Boards and CEOs across industries, such as entertainment and technology, have been engaged in critical reflection and corrective actions concerning their corporate cultures in the era of the #MeToo movement. Recently, after employees walked out, Google changed their sexual harassment policy. Within days, Airbnb and eBay followed Google’s example.
For many companies, this cultural movement brought about much-needed changes to policies, management practices, and executive personnel to begin the process of creating a culture that embraces diversity and rejects both explicit and implicit acts of sexual harassment and hostile work environment.
One the most dramatic examples of a global company initiating major cultural changes in 2018 was Nike, Inc. As reported by The New York Times, a small group of courageous women at Nike—fed up with a culture that tolerates sexual advances, harassment, and gender discrimination despite the many complaints lodged with the HR office—conducted a covert survey that asked their female peers about the prevalence and nature of sexual harassment and hostile workplace incidents across the company. Unbeknownst to the HR office, the report of survey findings were sent directly to CEO Mike Parker, who subsequently initiated an administrative review process whereby 11 top executives left the company. Included among the many executive causalities of this crisis was Trevor Edwards, President of the Nike Brand and heir apparent to CEO Parker.
While the crisis endured by Nike illustrates the dire need for many companies to rigorously examine their corporate culture and ensure that workplace policies, management practices, and norms respect and encourage the best work from all employees, it also underscores a ticking time bomb for many organizations across industries: the complete absence or severely underdeveloped succession management capabilities.

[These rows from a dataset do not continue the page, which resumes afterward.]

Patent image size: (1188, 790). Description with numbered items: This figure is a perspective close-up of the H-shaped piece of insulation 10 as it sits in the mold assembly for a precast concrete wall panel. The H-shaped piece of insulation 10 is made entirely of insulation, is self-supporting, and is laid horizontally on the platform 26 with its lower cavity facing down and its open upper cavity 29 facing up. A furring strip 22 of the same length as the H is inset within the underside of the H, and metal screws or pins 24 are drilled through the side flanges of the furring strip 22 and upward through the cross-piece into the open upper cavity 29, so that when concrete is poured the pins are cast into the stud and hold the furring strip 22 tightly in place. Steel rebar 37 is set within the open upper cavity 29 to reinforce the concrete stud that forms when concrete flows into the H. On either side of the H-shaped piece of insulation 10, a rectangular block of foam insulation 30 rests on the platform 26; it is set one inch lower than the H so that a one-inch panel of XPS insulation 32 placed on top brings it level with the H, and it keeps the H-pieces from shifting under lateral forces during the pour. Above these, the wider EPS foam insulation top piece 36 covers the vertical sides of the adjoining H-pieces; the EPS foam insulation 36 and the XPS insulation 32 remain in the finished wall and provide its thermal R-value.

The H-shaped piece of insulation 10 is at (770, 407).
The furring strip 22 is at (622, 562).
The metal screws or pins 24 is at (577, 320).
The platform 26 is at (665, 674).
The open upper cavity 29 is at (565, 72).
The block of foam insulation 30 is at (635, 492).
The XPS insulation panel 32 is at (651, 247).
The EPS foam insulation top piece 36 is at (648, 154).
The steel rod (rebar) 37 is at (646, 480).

Overall, a shocking majority of organizations neglect to develop any formal succession planning practices or does so on an ad-hoc, episodic basis.
Consider the following data that highlight the general lack of preparedness for either planned or unplanned executive exits. Among Fortune 500 companies, only 54 percent actively developing CEO successors, while 40 percent report not having a single internal candidate to replace the CEO should he or she exit the position. The costs of relying on external talent for executive roles, including executive search costs, delayed strategic planning and capital projects, and ‘cascading turnover’ high-performing direct reports who feel overlooked when key executive positions are filled, is substantial. The cost of forced CEO exits and failure to develop robust succession management capabilities is estimated at $112B of lost market value. Even among companies that conduct formal succession planning, the vast majority do so exclusively for the CEO position while neglecting the many other strategically critical executive roles. In short, most organizations across industries have failed to develop comprehensive succession management capabilities that extend far beyond the board and far deeper that the CEO position.
Why do so many boards and executive teams fail to develop robust succession management capabilities? There exist at least seven common misnomers associated with executive succession that often delay or complete undermine company-wide efforts to develop formal succession planning practices.
• For many boards and executive teams, there is a misguided belief that executive succession is exclusively for the CEO position or for family businesses.
• For other organizations, the misunderstanding stems from the errant view that CEOs are exclusively responsible for identifying their successors—thereby precluding the need for any formal company-wide process.
• For public companies, the misunderstanding regarding executive succession stems from the fear that CEOs who initiate or support any succession management process are signaling their exits and therefore risk driving uncertainty in equity markets.
• Several executive succession misnomers are related to the process itself and how it becomes operationalized throughout the company.
• For many companies, the errant belief is driven by concerns about the costs of developing succession management capabilities as exceeding the benefits or returns. On a related note, the misguided view that succession planning must be (or should be) owned by HR stunts the organization’s full commitment to a robust set of capabilities.
• Finally, and most importantly, many boards and CEOs evidently remain committed to the notion that succession planning is a discrete event to managed when necessary. As the Nike case and numerous other examples illustrate, succession planning capabilities must become embedded in the company’s culture and operations in order to meet the demands of both planned and unexpected transitions in executive roles.